Il faut être très vigilant sur la vérification des fruits susceptibles de contenir de vers, car la consommation du moindre ver représente une faute gravissime selon la Torah, puisque la Guémara dans Péssah’im (24a) nous enseigne que l’on transgresse 5 interdits de la Torah par ver consommé.
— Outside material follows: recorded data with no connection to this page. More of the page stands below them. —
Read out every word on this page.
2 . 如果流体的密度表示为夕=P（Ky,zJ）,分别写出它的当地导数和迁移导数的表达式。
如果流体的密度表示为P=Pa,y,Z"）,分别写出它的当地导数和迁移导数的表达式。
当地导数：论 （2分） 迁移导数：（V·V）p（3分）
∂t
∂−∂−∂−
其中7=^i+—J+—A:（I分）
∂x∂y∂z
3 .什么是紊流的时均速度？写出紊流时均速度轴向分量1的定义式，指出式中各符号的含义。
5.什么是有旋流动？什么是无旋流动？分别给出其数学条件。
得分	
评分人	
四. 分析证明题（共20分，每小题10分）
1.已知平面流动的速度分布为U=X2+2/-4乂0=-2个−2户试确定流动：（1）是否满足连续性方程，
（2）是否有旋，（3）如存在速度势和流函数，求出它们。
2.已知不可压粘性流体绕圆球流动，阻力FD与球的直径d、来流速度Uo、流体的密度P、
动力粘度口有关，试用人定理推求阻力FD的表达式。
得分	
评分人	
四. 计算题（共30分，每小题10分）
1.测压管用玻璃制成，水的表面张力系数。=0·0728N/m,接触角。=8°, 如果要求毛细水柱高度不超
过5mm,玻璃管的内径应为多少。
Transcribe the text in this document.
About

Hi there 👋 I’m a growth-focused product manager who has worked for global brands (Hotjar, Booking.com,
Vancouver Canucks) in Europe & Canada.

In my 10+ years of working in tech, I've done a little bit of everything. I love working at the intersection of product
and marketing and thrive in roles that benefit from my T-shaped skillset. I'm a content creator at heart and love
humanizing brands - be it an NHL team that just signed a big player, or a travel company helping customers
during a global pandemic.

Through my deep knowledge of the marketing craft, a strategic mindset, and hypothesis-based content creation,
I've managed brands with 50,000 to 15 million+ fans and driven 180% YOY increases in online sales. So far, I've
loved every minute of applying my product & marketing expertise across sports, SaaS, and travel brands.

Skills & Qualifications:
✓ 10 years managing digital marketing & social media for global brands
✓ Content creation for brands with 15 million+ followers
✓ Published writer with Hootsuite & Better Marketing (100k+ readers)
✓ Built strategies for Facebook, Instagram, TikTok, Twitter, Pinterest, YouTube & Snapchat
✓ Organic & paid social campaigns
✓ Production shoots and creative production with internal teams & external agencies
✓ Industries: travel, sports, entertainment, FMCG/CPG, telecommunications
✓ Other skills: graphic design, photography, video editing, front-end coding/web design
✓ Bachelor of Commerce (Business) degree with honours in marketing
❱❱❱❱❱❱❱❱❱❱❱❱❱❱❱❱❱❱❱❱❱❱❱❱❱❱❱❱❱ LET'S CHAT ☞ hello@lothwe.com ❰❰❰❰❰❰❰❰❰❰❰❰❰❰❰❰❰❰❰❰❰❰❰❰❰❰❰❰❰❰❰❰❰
Qui plus est, la consommation de vers (même par inadvertance) provoque une souillure de l’âme et l’intrusion de l’impureté dans le cœur de l’homme, qui entraînera un éloignement de la pratique des Mitsvott.

Le très célèbre auteur du Péri H’adach (Rabbi H’izkiyahou DA SILVA zatsal) faisait remarquer de son temps que la plupart des orateurs ne développent dans leurs enseignements, que des sujets allégoriques, ou éthiques à partir d’interprétations du texte de la Torah, mais ne guident pas le peuple sur la vigilance qu’il faut avoir envers la consommation de vers, dont la gravité est très importante, et dont les Halah’ot sont très complexes.
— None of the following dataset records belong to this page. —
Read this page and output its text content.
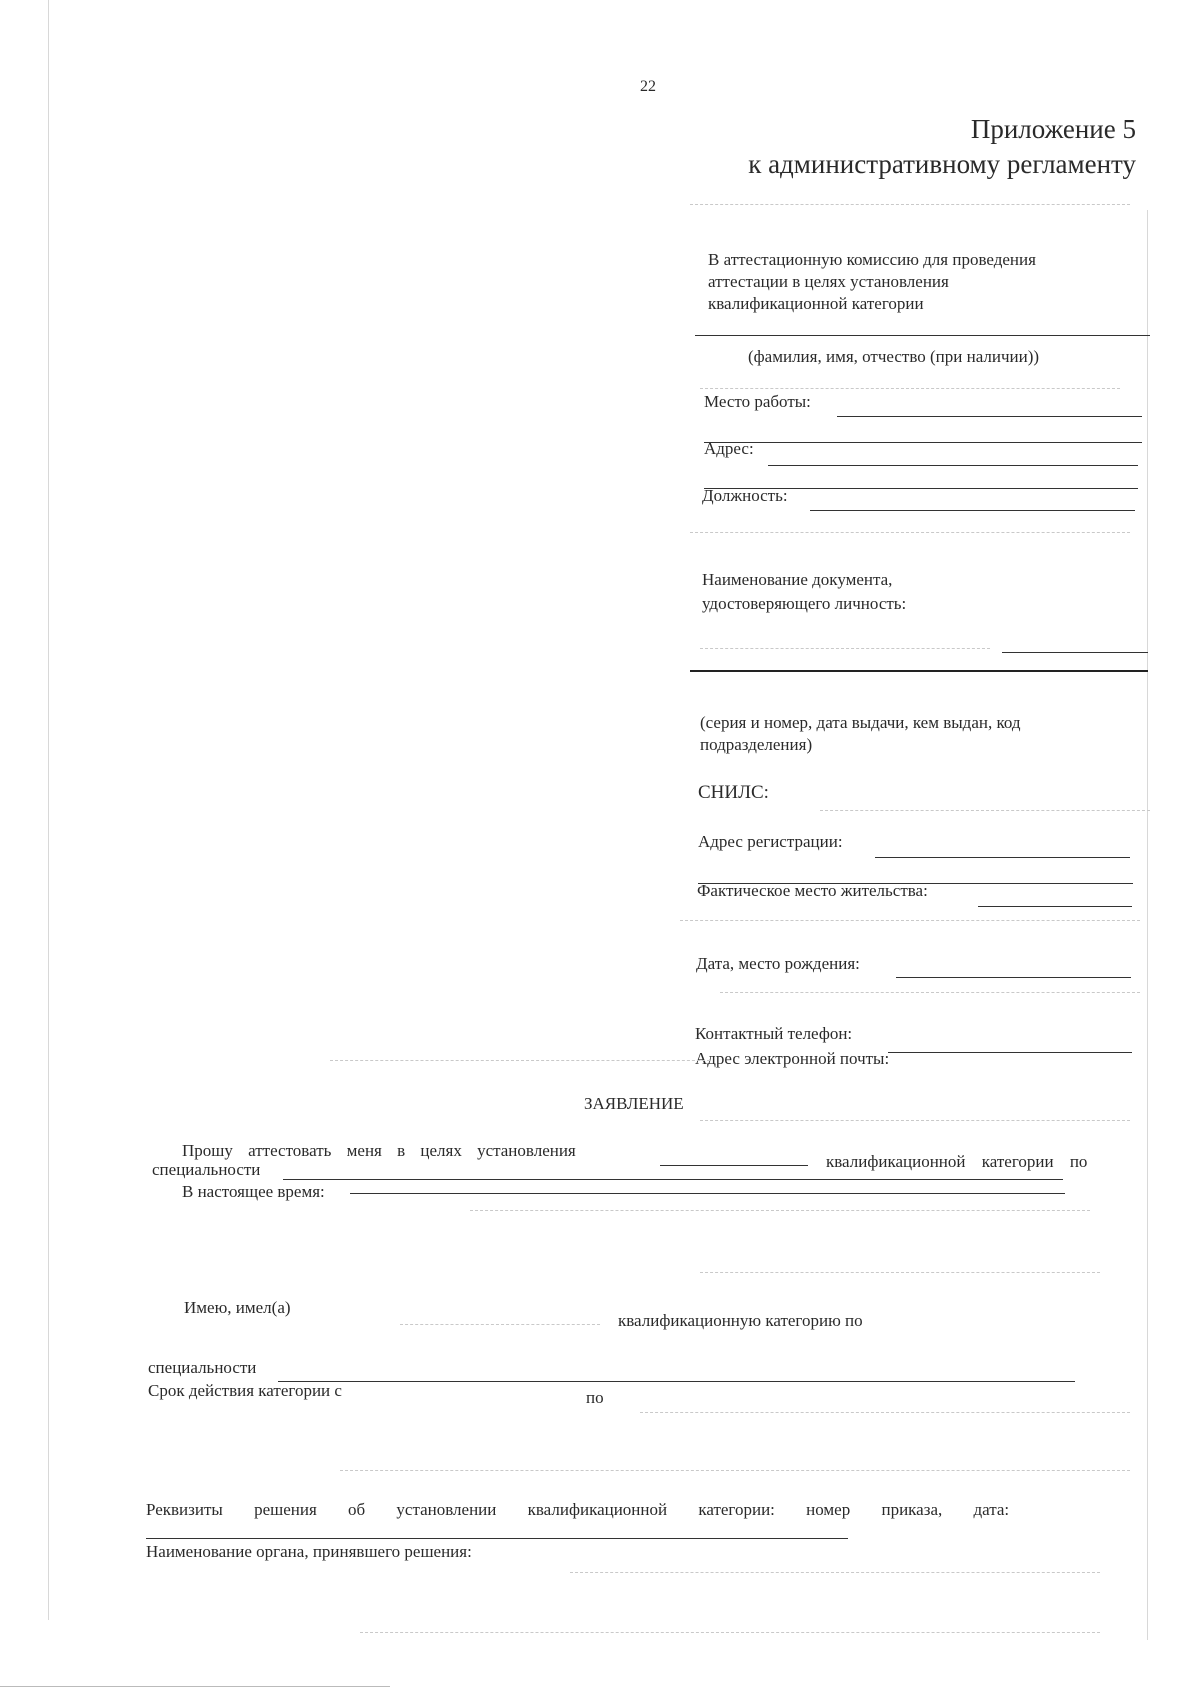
22
Приложение 5
к административному регламенту
В аттестационную комиссию для проведения
аттестации в целях установления
квалификационной категории
(фамилия, имя, отчество (при наличии))
Место работы:
Адрес:
Должность:
Наименование документа,
удостоверяющего личность:
(серия и номер, дата выдачи, кем выдан, код
подразделения)
СНИЛС:
Адрес регистрации:
Фактическое место жительства:
Дата, место рождения:
Контактный телефон:
Адрес электронной почты:
ЗАЯВЛЕНИЕ
Прошу аттестовать меня в целях установления
квалификационной категории по
специальности
В настоящее время:
Имею, имел(а)
квалификационную категорию по
специальности
Срок действия категории с	по
Реквизиты решения об установлении квалификационной категории: номер приказа, дата:
Наименование органа, принявшего решения:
Il faut particulièrement faire attention aux vers qui se trouvent dans les fruits secs que l’on trouve à cette période de Tou Bi-Chvat, comme les figues ou les dattes.

Nous savons parfaitement que ces fruits secs sont fortement susceptibles de contenir des vers, et que leur vérification est assez difficile à réaliser.

Il y eut même des Sages qui décrétèrent l’interdiction de la consommation de ces fruits, à cause de la complexité de leur vérification.

Par conséquent, il est recommandé de redoubler de vigilance sur ce point, chacun selon ses possibilités et selon la présomption de présence de vers dans les fruits.

« Celui qui met en garde ainsi que celui qui sait être vigilant résidera dans une paix aussi fluide que la coulée d’un fleuve » (Langage emprunté au livre de Michlé).

Si l’on consomme un nouveau fruit (c'est-à-dire que l’on n’a pas encore consommé durant cette saison), on doit réciter également la bénédiction de Chéhéh’éyanou sur ce fruit.

Selon l’usage des Séfarades, on récite d’abord la bénédiction propre au fruit, et ensuite la bénédiction de Chéhéh’éyanou, selon le principe de Tadir Vé-Chééno Tadir, Tadir Kodem (lorsque se présentent simultanément 2 Mitsvott, l’une plus fréquente que l’autre, la priorité est à la plus fréquente), puisqu’il est plus fréquent de réciter la bénédiction du fruit que la bénédiction de Chéhéh’éyanou.

S’il y a plusieurs fruits nouveaux, on récite une seule bénédiction de Chéhéh’éyanou pour tous les fruits nouveaux, à condition qu’ils soient tous présents lors de la bénédiction de Chéhéh’éyanou.